9.6.26 In Burford, the Town Council is keen to see an increase in the housing stock to provide some affordable housing to enable younger families to live in the town, secure the future of the primary school and increase the supply of key workers. Whilst there is some scope to provide additional dwellings within the built up area, the setting of the listed buildings and conservation area is a key sensitivity, limiting large scale intensification. There are no large previously developed sites in need of redevelopment. The development potential of land surrounding Burford is heavily constrained by the sensitivity of the landscape although there may be some scope for a small scale extension of the built-up area.

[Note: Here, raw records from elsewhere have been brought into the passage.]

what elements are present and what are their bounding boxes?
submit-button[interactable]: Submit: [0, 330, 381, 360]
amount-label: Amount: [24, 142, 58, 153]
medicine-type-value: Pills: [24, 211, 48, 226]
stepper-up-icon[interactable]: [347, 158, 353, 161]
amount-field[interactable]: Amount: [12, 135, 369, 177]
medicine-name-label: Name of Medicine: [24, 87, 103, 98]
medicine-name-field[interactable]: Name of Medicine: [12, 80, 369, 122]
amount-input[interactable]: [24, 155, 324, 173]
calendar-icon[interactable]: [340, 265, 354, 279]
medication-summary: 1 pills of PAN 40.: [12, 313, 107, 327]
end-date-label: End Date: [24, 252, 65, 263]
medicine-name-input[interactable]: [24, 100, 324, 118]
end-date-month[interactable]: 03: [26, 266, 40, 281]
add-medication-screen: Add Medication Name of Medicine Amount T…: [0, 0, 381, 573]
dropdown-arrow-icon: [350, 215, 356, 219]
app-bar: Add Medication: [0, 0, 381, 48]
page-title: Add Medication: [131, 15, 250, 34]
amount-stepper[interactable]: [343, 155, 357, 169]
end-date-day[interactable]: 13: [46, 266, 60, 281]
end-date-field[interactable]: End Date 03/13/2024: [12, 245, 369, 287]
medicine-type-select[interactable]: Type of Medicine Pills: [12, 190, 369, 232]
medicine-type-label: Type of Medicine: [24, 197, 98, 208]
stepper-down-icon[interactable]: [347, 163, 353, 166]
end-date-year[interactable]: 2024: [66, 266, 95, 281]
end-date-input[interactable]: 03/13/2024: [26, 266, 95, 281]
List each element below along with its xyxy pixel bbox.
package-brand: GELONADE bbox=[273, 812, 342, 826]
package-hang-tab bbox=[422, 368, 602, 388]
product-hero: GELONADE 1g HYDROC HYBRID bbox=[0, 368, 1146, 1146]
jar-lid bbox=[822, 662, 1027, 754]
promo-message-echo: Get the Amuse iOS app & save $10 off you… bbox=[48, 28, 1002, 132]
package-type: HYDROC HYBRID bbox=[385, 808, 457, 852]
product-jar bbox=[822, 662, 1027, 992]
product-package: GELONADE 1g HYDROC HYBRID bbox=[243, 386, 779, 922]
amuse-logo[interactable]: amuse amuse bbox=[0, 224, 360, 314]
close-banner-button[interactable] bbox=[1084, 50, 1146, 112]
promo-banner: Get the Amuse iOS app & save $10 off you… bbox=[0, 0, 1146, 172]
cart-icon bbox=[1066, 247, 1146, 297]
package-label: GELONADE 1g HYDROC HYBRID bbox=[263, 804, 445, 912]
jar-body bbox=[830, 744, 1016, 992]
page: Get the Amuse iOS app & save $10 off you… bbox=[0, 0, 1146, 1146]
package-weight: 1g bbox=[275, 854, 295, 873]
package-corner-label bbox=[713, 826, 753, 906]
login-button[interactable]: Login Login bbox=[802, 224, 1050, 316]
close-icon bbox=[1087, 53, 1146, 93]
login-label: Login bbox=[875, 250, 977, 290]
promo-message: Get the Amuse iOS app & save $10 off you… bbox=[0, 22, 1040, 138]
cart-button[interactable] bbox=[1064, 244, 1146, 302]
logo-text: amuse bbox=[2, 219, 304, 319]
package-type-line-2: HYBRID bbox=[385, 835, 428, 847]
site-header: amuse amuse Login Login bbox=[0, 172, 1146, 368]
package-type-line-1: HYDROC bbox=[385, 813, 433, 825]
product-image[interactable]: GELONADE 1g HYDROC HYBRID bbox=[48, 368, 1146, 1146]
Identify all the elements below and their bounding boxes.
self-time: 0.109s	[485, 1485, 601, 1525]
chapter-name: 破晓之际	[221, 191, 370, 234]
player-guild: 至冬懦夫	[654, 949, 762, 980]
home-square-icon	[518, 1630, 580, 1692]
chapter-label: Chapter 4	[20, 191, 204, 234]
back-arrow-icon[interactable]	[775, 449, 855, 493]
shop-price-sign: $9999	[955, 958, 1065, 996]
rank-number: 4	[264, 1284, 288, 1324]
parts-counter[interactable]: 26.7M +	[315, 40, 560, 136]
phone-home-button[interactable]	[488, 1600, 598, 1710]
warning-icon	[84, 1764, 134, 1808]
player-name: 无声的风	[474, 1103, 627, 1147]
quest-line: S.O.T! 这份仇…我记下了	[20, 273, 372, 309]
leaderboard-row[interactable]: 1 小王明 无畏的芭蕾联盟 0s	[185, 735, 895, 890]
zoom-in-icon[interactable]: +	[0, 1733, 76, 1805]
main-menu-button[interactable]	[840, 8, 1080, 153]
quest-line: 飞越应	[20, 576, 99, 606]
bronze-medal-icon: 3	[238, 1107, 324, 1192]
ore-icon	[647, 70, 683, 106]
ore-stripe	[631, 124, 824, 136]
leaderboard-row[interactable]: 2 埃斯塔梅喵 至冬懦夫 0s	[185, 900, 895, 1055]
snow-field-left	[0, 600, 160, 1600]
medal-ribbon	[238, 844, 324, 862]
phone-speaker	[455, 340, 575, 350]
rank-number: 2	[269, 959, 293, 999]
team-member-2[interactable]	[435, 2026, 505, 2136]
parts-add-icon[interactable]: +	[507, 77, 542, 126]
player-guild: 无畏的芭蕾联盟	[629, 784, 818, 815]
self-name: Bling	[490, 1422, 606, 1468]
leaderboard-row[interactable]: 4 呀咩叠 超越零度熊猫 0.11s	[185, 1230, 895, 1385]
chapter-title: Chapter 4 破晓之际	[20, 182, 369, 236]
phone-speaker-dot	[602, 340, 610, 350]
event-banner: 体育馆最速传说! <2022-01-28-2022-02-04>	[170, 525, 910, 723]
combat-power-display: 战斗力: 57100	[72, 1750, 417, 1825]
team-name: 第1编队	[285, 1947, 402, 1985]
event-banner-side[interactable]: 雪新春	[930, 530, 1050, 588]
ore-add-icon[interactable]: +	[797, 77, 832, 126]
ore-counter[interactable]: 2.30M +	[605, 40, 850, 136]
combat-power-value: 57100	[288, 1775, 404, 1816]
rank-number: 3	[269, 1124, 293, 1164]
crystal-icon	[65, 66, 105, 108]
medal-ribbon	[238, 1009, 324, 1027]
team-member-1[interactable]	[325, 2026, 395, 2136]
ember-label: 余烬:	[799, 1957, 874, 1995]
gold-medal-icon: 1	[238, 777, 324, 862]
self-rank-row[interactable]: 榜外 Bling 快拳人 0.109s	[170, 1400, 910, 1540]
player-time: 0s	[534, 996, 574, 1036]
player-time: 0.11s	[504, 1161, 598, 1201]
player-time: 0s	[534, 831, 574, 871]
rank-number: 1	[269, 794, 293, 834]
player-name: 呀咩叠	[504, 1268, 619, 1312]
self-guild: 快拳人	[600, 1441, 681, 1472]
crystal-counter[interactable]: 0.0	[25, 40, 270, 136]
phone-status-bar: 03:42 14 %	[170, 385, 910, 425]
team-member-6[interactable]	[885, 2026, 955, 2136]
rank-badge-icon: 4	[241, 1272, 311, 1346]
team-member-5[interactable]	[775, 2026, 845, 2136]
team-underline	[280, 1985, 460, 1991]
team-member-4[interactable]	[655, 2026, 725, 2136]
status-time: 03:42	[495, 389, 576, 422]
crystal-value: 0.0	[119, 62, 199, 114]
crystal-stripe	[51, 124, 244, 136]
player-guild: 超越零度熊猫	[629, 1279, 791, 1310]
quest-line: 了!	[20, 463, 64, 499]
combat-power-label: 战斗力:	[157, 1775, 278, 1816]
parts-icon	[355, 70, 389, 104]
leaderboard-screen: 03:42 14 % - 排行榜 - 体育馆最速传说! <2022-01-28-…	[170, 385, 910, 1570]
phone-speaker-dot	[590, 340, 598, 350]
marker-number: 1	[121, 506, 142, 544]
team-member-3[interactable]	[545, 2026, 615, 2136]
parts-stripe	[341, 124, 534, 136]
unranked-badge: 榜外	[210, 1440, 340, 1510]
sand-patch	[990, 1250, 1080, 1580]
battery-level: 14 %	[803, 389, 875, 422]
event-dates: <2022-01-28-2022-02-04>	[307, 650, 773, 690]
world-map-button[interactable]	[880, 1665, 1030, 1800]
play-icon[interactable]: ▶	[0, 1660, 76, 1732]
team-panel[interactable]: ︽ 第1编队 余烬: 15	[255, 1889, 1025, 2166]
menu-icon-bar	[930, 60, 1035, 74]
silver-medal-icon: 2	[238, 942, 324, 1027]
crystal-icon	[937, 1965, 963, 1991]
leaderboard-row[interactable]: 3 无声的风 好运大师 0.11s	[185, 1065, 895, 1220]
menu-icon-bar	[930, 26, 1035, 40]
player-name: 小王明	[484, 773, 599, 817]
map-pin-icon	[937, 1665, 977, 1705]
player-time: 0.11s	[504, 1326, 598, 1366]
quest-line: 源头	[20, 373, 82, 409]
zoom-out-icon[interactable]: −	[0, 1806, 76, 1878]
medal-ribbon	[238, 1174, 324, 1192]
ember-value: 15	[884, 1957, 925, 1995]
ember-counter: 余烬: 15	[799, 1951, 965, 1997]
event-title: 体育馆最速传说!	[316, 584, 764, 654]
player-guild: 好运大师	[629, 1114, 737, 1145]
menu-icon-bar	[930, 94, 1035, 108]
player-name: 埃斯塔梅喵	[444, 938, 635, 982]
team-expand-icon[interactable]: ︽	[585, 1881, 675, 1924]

9.6.27 At Charlbury, capacity for further housing within the town is also limited. There are no large previously developed sites and the historic core forms a tight settlement with little potential for new housing, even on small sites. Even within the post-war housing estates, there are few possibilities for intensification of development. The sensitivity of Charlbury's strong landscape and environmental setting mean that significant development on the fringes of the town is unlikely to be acceptable. There is some scope for additional development at the Wychwoods and Stonesfield of an appropriate scale and type.

Key Issues - Summary

9.6.28 Drawing on the brief profile outlined above we can identify a number of key issues and challenges to be addressed in relation to the Burford - Charlbury sub-area. These include:

  • This is a geographically large, predominantly rural area, characterised by a network of small and medium towns and villages.
  • There are two designated service centres including Burford and Charlbury. Burford whilst relatively small in population offers a good range of services and facilities and is a vitally important tourist destination for West Oxfordshire.
  • The area is highly environmentally sensitive with most of it falling within the AONB and including a number of other designations such as the large area of ancient woodland to the south west of Charlbury.
  • The area is also historically important with several historic parks and gardens and many settlements covered by conservation areas and characterised by a number of listed buildings.
  • There has been relatively little past housing delivery compared to other parts of the District, reflecting the environmentally sensitive nature of the area and poor connectivity of some parts.
  • There are very limited opportunities for significant housing development in this area.
  • This is an important area in terms of employment with a large proportion of people employed in professional and managerial positions and accommodating almost 15% of the District's job opportunities.
  • The focus tends to be small industrial estates and offices, many in converted buildings and within or on the edge of the towns and larger villages.
  • The area is characterised by high levels of home working and less commuting towards Oxford compared to the eastern parts of the District.
  • The area includes a number of key road links including the A40, A361 and A424. A particular issue is the movement of HGVs through the historic centre of Burford which causes a number of problems including noise and vibration.
  • Rail services are good with a number of settlements located along the Cotswold line although a number of enhancements are needed including redoubling between Charlbury and Wolvercote as well as improving access to stations and the availability of facilities including adequate parking capacity.
  • Bus services are variable with better provision at Charlbury compared to Burford.
  • There are good opportunities for active travel with a network of rural footpaths and bridleways including the Oxfordshire Way.
  • In terms of retail and leisure a number of the settlements in this area have facilities to meet the needs of local residents. Burford has a particularly strong retail offer geared towards tourists as well as local residents. Evidence suggests there is a need to resist the loss of shops in Burford and also address the issue of parking capacity in order to sustain the vitality and viability of the town.
  • Pressure on primary school capacity is an important consideration for this area.